Introduction to Partial Derivatives

• Partial Derivative: Measures how a function changes as one variable changes while others are held constant.
• Notation: F subx or F ofx represents partial derivative with respect to X.

Finding Partial Derivatives

• With Respect to X:

  • Treat Y as a constant.
  • Example: For function 7x^2 - x^3y^4 + 5x^4y^3, partial derivative w.r.t X is 14x - 3x^2y^4 + 20x^3y^3.

• With Respect to Y:

  • Treat X as a constant.
  • Example: Partial derivative w.r.t Y for same function is -4xy^3 + 15x^4y^2.

Power Rule Review

• Power Rule: Derivative of x^n is nx^(n-1).
  • Examples: Derivative of x^4 is 4x^3, x^3 is 3x^2, x^2 is 2x.

Exponential Functions

• Derivative Rule: Derivative of e^u is e^u * u'.
  • Example: Derivative of e^(x^3) is e^(x^3) * 3x^2.

Logarithmic Functions

• Derivative Rule: Derivative of ln(u) is u'/u.
  • Example: Derivative of ln(x^2 + y^2) w.r.t X is 2x / (x^2 + y^2).

Complex Functions

• Quotient Rule: For differentiating f/g, use (g f' - f g') / g^2.
• Product Rule: For differentiating f * g, use f'g + fg'.*

Trigonometric Functions

• Derivative of Sin Function: Derivative of sin(u) is cos(u) * u'.
  • Example: For sin(x^3y^5), dz/dx is 3x^2y^5 * cos(x^3y^5).

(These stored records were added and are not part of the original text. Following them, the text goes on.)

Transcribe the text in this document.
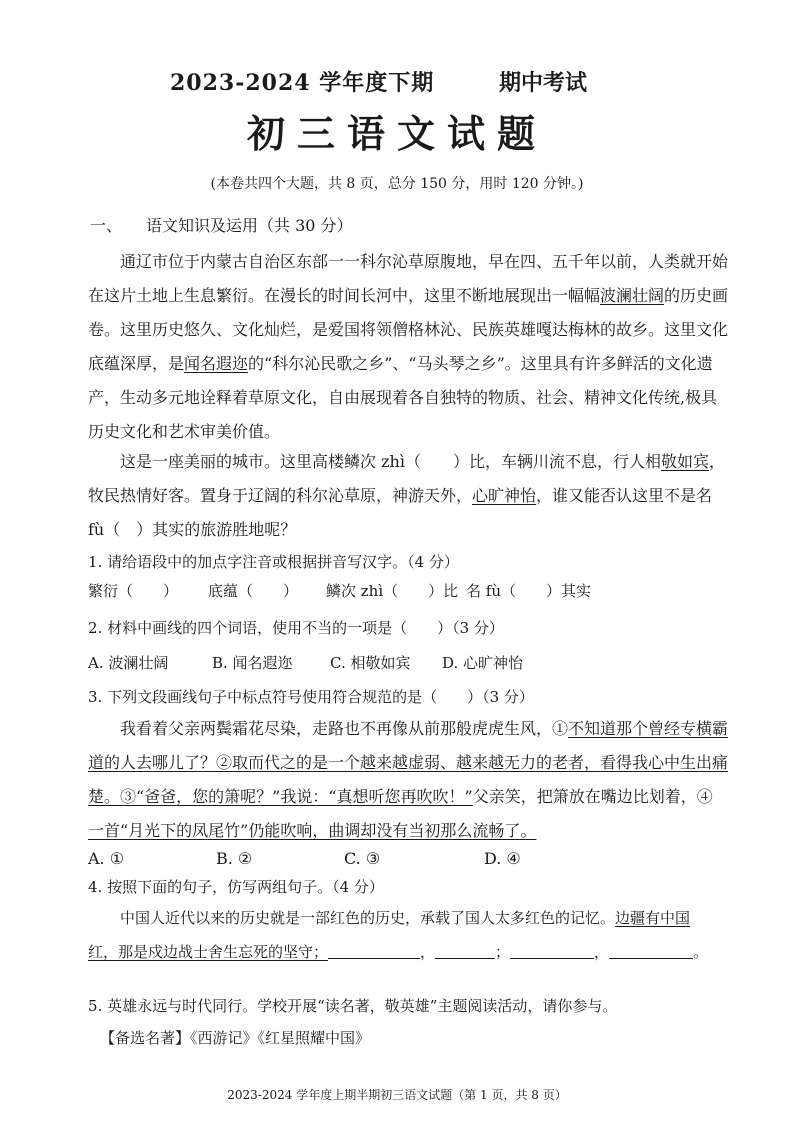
2023-2024 学年度下期	期中考试
初三语文试题
(本卷共四个大题，共 8 页，总分 150 分，用时 120 分钟。)
一、 语文知识及运用（共 30 分）
通辽市位于内蒙古自治区东部一一科尔沁草原腹地，早在四、五千年以前，人类就开始
在这片土地上生息繁衍。在漫长的时间长河中，这里不断地展现出一幅幅波澜壮阔的历史画
卷。这里历史悠久、文化灿烂，是爱国将领僧格林沁、民族英雄嘎达梅林的故乡。这里文化
底蕴深厚，是闻名遐迩的“科尔沁民歌之乡”、“马头琴之乡”。这里具有许多鲜活的文化遗
产，生动多元地诠释着草原文化，自由展现着各自独特的物质、社会、精神文化传统,极具
历史文化和艺术审美价值。
这是一座美丽的城市。这里高楼鳞次 zhì（　　）比，车辆川流不息，行人相敬如宾，
牧民热情好客。置身于辽阔的科尔沁草原，神游天外，心旷神怡，谁又能否认这里不是名
fù（　）其实的旅游胜地呢？
1. 请给语段中的加点字注音或根据拼音写汉字。（4 分）
繁衍（　　） 底蕴（　　） 鳞次 zhì（　　）比 名 fù（　　）其实
2. 材料中画线的四个词语，使用不当的一项是（　　）（3 分）
A. 波澜壮阔	B. 闻名遐迩 C. 相敬如宾 D. 心旷神怡
3. 下列文段画线句子中标点符号使用符合规范的是（　　）（3 分）
我看着父亲两鬓霜花尽染，走路也不再像从前那般虎虎生风，①不知道那个曾经专横霸
道的人去哪儿了？②取而代之的是一个越来越虚弱、越来越无力的老者，看得我心中生出痛
楚。③“爸爸，您的箫呢？”我说：“真想听您再吹吹！”父亲笑，把箫放在嘴边比划着，④
一首“月光下的凤尾竹”仍能吹响，曲调却没有当初那么流畅了。
A. ①	B. ②	C. ③	D. ④
4. 按照下面的句子，仿写两组句子。（4 分）
中国人近代以来的历史就是一部红色的历史，承载了国人太多红色的记忆。边疆有中国
红，那是戍边战士舍生忘死的坚守；	，	；	，	。
5. 英雄永远与时代同行。学校开展“读名著，敬英雄”主题阅读活动，请你参与。
【备选名著】《西游记》《红星照耀中国》
2023-2024 学年度上期半期初三语文试题（第 1 页，共 8 页）
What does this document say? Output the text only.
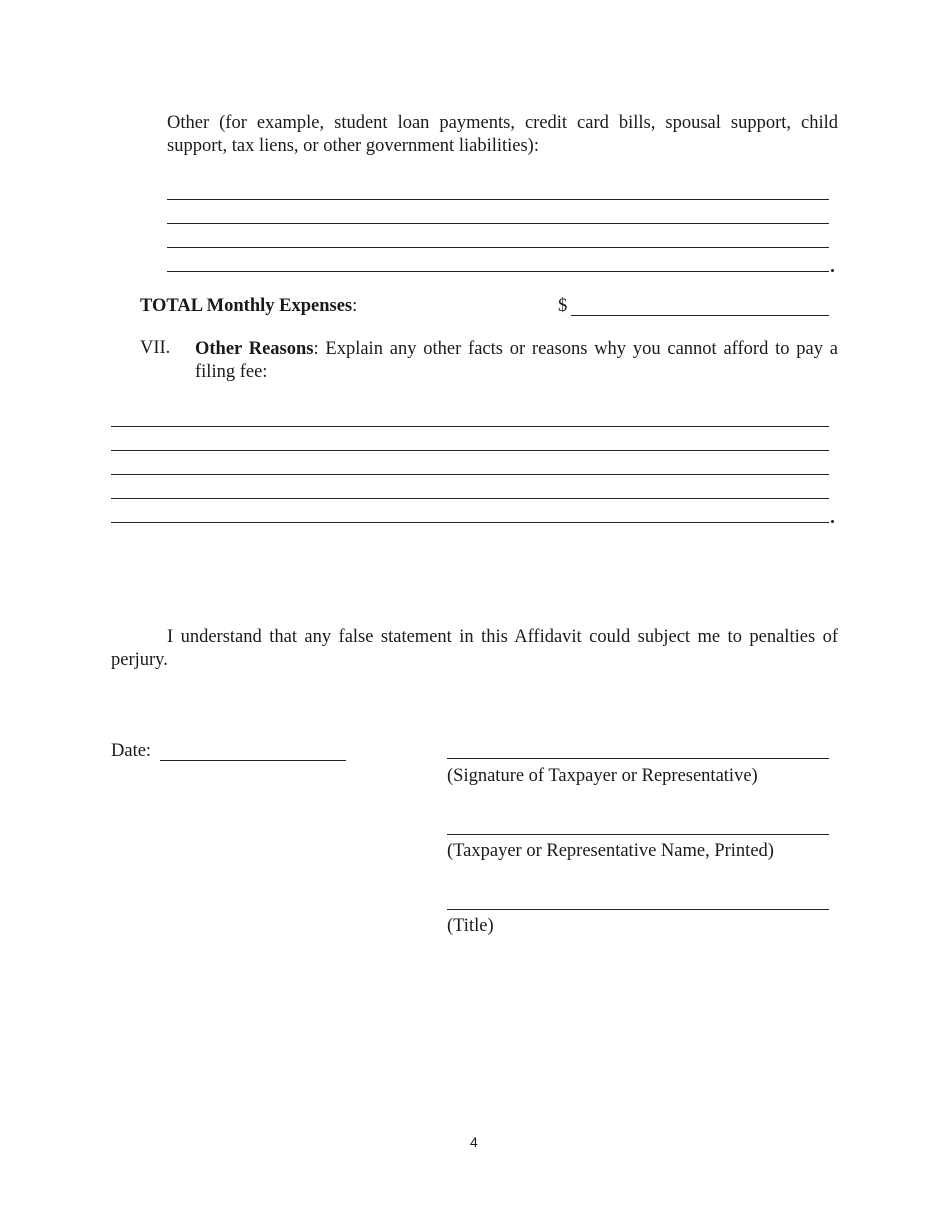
Other (for example, student loan payments, credit card bills, spousal support, child support, tax liens, or other government liabilities):
TOTAL Monthly Expenses:	$
VII. Other Reasons: Explain any other facts or reasons why you cannot afford to pay a filing fee:
I understand that any false statement in this Affidavit could subject me to penalties of perjury.
Date:
(Signature of Taxpayer or Representative)
(Taxpayer or Representative Name, Printed)
(Title)
4
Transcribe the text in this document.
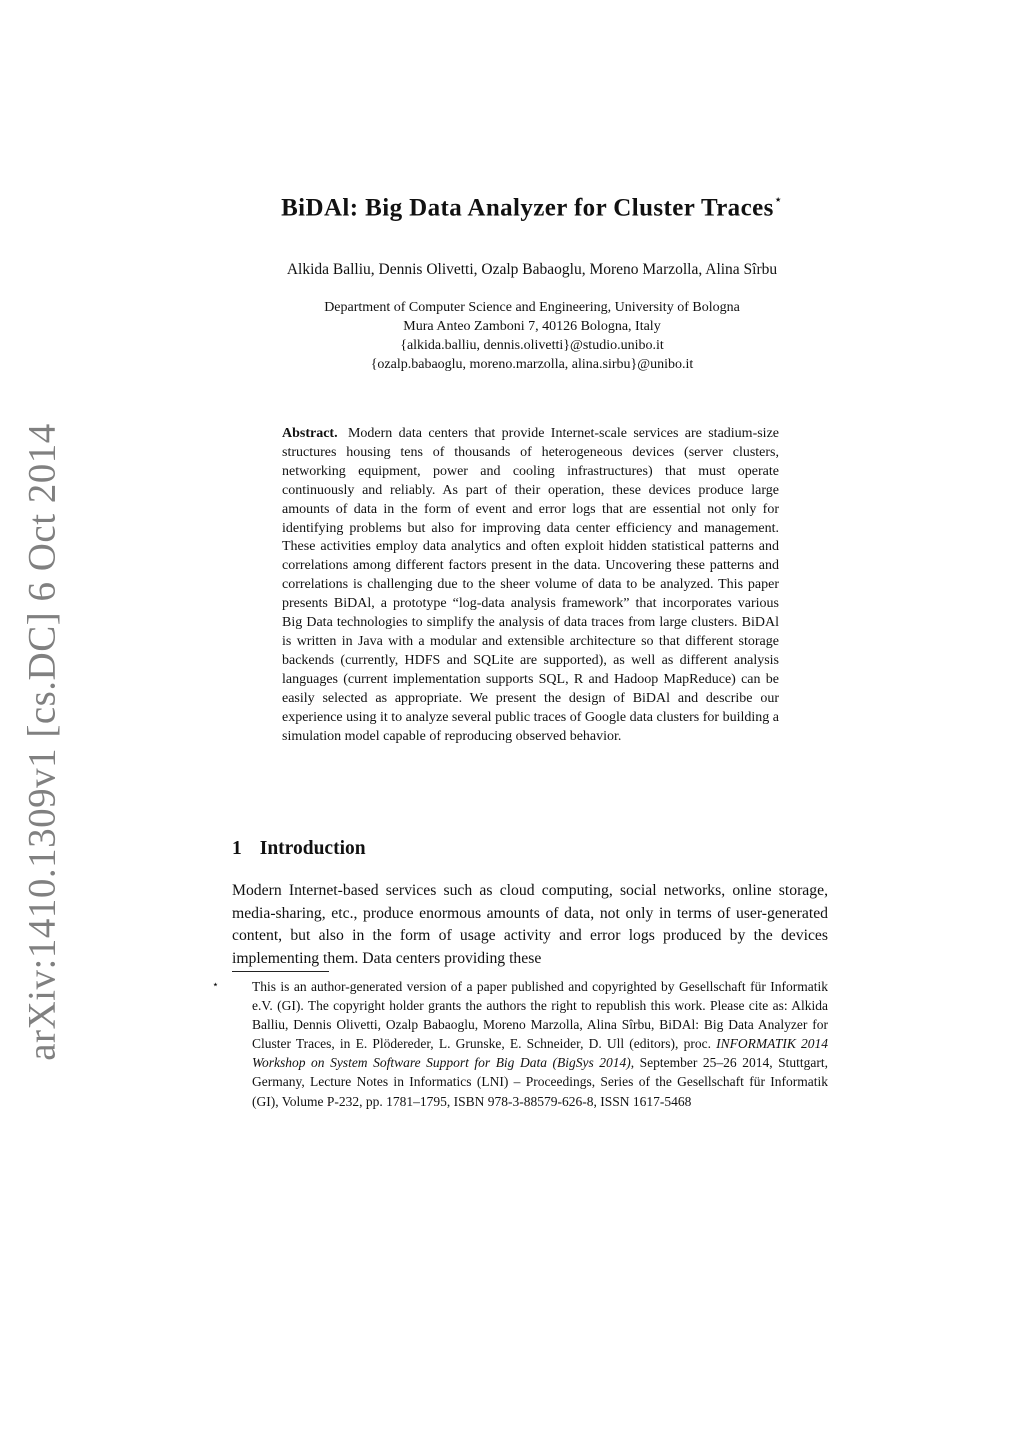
arXiv:1410.1309v1 [cs.DC] 6 Oct 2014
BiDAl: Big Data Analyzer for Cluster Traces⋆
Alkida Balliu, Dennis Olivetti, Ozalp Babaoglu, Moreno Marzolla, Alina Sîrbu
Department of Computer Science and Engineering, University of Bologna
Mura Anteo Zamboni 7, 40126 Bologna, Italy
{alkida.balliu, dennis.olivetti}@studio.unibo.it
{ozalp.babaoglu, moreno.marzolla, alina.sirbu}@unibo.it
Abstract. Modern data centers that provide Internet-scale services are stadium-size structures housing tens of thousands of heterogeneous devices (server clusters, networking equipment, power and cooling infrastructures) that must operate continuously and reliably. As part of their operation, these devices produce large amounts of data in the form of event and error logs that are essential not only for identifying problems but also for improving data center efficiency and management. These activities employ data analytics and often exploit hidden statistical patterns and correlations among different factors present in the data. Uncovering these patterns and correlations is challenging due to the sheer volume of data to be analyzed. This paper presents BiDAl, a prototype “log-data analysis framework” that incorporates various Big Data technologies to simplify the analysis of data traces from large clusters. BiDAl is written in Java with a modular and extensible architecture so that different storage backends (currently, HDFS and SQLite are supported), as well as different analysis languages (current implementation supports SQL, R and Hadoop MapReduce) can be easily selected as appropriate. We present the design of BiDAl and describe our experience using it to analyze several public traces of Google data clusters for building a simulation model capable of reproducing observed behavior.
1 Introduction
Modern Internet-based services such as cloud computing, social networks, online storage, media-sharing, etc., produce enormous amounts of data, not only in terms of user-generated content, but also in the form of usage activity and error logs produced by the devices implementing them. Data centers providing these
⋆ This is an author-generated version of a paper published and copyrighted by Gesellschaft für Informatik e.V. (GI). The copyright holder grants the authors the right to republish this work. Please cite as: Alkida Balliu, Dennis Olivetti, Ozalp Babaoglu, Moreno Marzolla, Alina Sîrbu, BiDAl: Big Data Analyzer for Cluster Traces, in E. Plödereder, L. Grunske, E. Schneider, D. Ull (editors), proc. INFORMATIK 2014 Workshop on System Software Support for Big Data (BigSys 2014), September 25–26 2014, Stuttgart, Germany, Lecture Notes in Informatics (LNI) – Proceedings, Series of the Gesellschaft für Informatik (GI), Volume P-232, pp. 1781–1795, ISBN 978-3-88579-626-8, ISSN 1617-5468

Evaluating Partial Derivatives

• Evaluate at specific points by substituting the point values into the derived function.
• Example: For f(x, y) = 2x^3y^2 + 5y^3 + 4x^2, evaluate partial derivatives at (1, 2).

Higher Order Partial Derivatives

• Second Derivatives: Denoted by f_xx, f_xy, f_yx, f_yy.
  • Example: For f(x, y) = x^3 + 4x^5y^3 + 5y^4, find all second derivatives.

Mixed Partial Derivatives

• The order of taking derivatives does not affect the result if the function is continuous.
  • Example: f_xy equals f_yx.

Practical Examples

• Working through examples for various functions (polynomials, exponentials, logs, and trig functions).
• Demonstrating rules like product and quotient rules in context.

Summary

• Understanding rules and methods for finding partial derivatives, handling various functions and complexities.
• Proving mixed partial derivatives equality if functions are continuous.